In a research paper published in Nature today, the researchers described designing, constructing and using the programmable tiles.

"For the past 10 to 15 years, researchers working with nanowires, carbon nanotubes, and other nanostructures have struggled to build all but the most basic circuits, in large part due to variations in properties of individual nanostructures," stated Lieber, who collaborated with the MITRE Corporation on the project.

"This work represents a quantum jump forward in the complexity and function of circuits built from the bottom up.

"[It] thus demonstrates that this bottom-up paradigm, which is distinct from the way commercial circuits are built today, can yield nanoprocessors and other integrated systems of the future."

Since each tile had a maximal voltage gain of ten and could match input-outage voltage levels, they could be arranged into linear or tree-like interconnected arrays, the researchers wrote.

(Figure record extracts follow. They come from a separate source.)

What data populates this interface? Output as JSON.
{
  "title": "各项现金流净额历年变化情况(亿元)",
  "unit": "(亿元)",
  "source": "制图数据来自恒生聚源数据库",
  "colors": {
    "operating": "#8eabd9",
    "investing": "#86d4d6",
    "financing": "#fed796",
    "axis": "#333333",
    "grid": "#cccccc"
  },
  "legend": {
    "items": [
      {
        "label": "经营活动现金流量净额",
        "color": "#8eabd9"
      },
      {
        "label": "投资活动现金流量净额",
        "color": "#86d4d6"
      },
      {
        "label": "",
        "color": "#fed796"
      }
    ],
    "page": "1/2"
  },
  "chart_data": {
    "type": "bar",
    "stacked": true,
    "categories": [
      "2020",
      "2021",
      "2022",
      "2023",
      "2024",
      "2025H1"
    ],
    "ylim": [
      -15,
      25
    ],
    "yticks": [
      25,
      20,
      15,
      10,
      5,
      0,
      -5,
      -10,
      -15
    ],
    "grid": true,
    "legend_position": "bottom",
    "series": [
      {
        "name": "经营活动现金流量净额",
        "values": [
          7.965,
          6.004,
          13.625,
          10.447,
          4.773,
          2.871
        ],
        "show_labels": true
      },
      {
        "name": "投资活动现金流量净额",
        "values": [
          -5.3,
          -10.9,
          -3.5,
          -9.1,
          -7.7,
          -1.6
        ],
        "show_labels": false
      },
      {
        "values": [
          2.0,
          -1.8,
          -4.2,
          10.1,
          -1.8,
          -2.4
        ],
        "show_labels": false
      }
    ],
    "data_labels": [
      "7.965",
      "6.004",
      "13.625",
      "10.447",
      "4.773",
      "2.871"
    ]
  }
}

In the near term, the technology could yield simpler, low-power, application-specific 'nanocontrollers' for use in tiny embedded systems and biomedical devices, they suggested.

Lieber acknowledged in Nature News that the chip would struggle to compete with conventional electronics, which crammed far more transistors onto a single chip.

Each of Harvard's nanotransistors occupied 1.9μm2 - more than twenty times the 0.09μm2 area required by logic gates in current 32nm CMOS chips, the researchers wrote (pdf).

The Intel Sandy Bridge, which launched in Australia last month, fit each of its 995 million transistors into a 0.217μm2 area, with a total area of 216mm2 (square millimetres).

Lieber and his team said their chip could be further improved to be up to 100 times more efficient than current electronics, and require only 0.0017μm2 per transistor.